Dalam kondisi saat ini, menurut dia, setiap negara memang harus memperkuat ketahanannya. Namun, ia optimistis kondisi ekonomi di dalam negeri tetap kuat meski menghadapi goncangan eksternal dari kebijakan The Fed.
"Neraca pembayaran, alhamdulillah Indonesia neraca dagang masih surplus 28 bulan berturut-turut, cadangan devisa juga relatif stabil," kata Sri Mulyani.
Di sisi lain, Sri Mulyani juga mulai mewaspadai kemungkinan perlambatan ekonomi global seiring kondisi moneter yang makin ketat. Setelah pengumuman kenaikan 75 bps dini hari tadi, The Fed kembali mengindikasikan berlanjutnya kenaikan suku bunga seiring inflasi yang masih bertahan tinggi. Pejabat The Fed mengindikasikan suku bunga dikerek hingga 4,6% pada tahun depan dan belum akan ada pemangkasan.
Komentar yang tegas oleh The Fed tersebut, menurut dia, tentu sudah mempertimbangkan dampaknya ke perkeonomian Amerika. Kenaikan bunga bisa menekan pertumbuhan ekonomi karena pembiayaan utang yang makin mahal akan mendorong konsumsi hingga investasi turun.
"Artinya, pertumbuhan ekonomi di AS tahun ini sampai tahun depan mungkin akan mulai terlihat mengalami dampak dari kenaikan suku bunga tersebut," kata Sri Mulyani.

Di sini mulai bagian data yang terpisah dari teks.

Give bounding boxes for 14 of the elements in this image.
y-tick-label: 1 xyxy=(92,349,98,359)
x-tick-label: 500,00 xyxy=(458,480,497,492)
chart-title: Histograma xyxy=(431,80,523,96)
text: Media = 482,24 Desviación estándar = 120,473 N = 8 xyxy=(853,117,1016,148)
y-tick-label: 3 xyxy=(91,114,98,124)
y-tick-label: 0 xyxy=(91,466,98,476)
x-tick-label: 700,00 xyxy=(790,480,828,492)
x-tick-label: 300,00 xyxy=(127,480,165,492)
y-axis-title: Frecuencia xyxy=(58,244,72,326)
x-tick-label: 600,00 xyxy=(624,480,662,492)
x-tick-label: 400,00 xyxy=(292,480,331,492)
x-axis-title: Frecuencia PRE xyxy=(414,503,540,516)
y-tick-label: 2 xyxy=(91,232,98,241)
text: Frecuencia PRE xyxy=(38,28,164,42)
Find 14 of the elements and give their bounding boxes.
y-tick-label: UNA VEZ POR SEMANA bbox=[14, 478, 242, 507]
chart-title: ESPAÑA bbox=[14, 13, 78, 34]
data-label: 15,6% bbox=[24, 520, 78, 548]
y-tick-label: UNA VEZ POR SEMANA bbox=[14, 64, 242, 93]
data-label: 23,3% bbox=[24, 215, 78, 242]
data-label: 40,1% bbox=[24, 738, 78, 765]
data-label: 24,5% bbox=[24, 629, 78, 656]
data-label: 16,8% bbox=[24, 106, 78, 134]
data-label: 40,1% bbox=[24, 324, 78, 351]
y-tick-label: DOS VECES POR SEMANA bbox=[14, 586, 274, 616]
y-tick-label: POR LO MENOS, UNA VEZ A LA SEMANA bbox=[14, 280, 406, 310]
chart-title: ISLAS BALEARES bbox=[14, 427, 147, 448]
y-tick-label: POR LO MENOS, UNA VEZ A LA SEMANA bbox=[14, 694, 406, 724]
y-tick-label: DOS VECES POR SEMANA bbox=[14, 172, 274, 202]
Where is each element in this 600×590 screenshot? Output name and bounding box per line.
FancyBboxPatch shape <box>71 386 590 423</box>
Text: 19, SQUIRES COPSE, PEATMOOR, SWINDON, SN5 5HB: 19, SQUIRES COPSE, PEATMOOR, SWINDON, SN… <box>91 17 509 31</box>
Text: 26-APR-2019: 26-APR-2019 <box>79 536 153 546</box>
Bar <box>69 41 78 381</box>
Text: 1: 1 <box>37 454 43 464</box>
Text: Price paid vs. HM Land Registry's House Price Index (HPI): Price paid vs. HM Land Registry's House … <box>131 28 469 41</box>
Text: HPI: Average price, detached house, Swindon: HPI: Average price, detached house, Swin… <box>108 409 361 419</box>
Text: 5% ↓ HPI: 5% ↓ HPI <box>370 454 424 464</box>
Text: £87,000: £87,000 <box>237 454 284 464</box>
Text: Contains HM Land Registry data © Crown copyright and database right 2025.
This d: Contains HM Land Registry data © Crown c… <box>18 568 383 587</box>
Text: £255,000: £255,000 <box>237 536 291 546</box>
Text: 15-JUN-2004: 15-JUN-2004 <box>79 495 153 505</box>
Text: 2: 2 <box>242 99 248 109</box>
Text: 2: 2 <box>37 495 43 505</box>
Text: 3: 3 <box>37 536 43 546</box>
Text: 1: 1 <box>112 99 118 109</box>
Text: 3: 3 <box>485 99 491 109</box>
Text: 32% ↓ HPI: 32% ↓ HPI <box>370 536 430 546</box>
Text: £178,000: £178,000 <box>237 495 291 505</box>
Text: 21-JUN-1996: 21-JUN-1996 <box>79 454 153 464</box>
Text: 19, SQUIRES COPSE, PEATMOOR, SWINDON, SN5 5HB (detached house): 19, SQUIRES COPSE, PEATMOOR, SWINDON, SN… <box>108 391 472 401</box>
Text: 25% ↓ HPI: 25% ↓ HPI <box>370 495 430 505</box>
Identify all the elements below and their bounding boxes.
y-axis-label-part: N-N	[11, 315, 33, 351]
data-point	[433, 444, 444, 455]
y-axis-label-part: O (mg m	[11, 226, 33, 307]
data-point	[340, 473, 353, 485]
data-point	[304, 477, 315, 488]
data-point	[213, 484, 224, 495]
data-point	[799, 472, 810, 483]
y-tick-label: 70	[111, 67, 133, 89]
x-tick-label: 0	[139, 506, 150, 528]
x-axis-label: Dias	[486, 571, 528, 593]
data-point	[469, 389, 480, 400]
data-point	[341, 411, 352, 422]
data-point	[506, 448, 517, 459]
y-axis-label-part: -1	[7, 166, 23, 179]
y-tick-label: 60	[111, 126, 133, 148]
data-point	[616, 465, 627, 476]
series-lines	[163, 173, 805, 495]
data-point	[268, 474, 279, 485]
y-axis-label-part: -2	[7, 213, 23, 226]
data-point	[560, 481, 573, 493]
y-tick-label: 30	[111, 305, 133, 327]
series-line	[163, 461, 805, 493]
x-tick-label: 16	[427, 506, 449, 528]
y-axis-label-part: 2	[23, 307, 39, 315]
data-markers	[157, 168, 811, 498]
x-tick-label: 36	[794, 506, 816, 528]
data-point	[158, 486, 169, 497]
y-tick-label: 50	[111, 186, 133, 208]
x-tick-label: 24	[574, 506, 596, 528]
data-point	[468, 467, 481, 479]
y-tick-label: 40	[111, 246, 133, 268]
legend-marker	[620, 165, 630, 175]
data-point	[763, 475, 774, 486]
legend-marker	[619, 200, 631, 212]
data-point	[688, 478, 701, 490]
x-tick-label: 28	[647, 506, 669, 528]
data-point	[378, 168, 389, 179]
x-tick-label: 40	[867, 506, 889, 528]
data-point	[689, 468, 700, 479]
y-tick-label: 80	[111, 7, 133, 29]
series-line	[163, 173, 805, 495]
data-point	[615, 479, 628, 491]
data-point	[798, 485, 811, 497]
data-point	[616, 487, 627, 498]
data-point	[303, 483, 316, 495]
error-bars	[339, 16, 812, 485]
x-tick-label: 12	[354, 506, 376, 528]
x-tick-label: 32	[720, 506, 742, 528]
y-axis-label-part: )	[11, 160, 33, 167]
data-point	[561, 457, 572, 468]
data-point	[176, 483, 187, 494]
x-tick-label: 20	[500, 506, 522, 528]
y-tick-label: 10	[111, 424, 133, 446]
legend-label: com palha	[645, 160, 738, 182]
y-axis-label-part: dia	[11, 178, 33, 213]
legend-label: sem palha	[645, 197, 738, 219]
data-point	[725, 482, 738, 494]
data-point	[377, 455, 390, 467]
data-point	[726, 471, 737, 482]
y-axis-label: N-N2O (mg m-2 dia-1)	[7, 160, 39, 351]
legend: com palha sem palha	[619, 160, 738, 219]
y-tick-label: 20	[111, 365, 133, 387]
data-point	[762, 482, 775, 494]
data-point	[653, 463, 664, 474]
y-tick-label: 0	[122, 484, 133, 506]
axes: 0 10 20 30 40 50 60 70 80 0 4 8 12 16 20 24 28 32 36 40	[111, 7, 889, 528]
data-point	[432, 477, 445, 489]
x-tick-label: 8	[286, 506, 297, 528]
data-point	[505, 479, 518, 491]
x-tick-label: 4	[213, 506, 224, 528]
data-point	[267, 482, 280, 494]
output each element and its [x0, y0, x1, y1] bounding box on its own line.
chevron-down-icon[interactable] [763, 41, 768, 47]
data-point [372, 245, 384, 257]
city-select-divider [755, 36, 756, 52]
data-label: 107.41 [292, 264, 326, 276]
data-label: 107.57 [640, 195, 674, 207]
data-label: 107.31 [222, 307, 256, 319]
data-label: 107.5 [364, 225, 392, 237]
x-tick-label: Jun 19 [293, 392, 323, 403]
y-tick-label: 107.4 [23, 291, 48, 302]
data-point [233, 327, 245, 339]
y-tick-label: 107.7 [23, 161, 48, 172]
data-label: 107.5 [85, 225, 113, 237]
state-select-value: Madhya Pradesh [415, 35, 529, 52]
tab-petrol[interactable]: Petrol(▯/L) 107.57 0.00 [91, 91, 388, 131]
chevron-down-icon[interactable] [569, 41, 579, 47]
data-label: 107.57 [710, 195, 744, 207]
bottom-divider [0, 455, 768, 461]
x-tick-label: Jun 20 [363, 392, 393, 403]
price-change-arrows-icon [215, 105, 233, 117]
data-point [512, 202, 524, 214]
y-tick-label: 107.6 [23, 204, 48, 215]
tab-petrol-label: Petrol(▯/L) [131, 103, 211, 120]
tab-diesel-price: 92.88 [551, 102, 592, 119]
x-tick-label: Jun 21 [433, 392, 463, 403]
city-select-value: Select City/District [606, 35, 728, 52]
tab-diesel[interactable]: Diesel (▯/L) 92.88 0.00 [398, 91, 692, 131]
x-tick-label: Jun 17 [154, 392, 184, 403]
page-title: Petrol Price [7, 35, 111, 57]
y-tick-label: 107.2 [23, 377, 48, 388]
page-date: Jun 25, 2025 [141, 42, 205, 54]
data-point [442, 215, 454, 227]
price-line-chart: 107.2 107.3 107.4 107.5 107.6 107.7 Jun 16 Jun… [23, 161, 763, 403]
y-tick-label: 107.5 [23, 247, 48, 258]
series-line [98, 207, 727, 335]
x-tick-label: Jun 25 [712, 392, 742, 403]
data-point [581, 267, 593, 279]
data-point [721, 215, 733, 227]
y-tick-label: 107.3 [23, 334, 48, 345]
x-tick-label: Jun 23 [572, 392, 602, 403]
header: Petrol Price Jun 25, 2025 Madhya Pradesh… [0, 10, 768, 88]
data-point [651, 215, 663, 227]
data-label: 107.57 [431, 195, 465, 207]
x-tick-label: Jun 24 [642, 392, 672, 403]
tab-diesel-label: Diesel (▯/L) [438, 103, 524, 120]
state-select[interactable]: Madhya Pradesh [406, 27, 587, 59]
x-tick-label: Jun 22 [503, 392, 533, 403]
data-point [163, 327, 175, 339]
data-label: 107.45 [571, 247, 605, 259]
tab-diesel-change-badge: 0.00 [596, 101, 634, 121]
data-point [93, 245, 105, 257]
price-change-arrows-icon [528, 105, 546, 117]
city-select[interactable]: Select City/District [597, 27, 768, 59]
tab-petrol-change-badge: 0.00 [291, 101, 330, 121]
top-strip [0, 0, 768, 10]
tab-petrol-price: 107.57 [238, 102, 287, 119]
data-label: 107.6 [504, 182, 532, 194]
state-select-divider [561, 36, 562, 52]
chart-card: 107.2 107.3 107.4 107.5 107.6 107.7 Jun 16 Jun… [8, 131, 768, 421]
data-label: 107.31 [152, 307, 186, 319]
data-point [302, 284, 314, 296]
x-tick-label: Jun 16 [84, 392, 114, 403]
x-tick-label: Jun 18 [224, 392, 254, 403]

Perlambatan di AS akan menimbulkan efek rambatan ke perekonomian dunia secara keseluruhan. Pasalnya, Negeri Paman Sam saat ini masih menjadi negara perekonomian terbesar dunia.
Perlambatan di AS yang disusul pelemahan ekonomi negara-negara lain tentu akan berimplikasi ke dalam negeri lewat penurunan harga komoditas. Permintaan yang turun akan menurunkan harga komoditas. "Itu yang harus kita antisipasi terus," kata Sri Mulyani.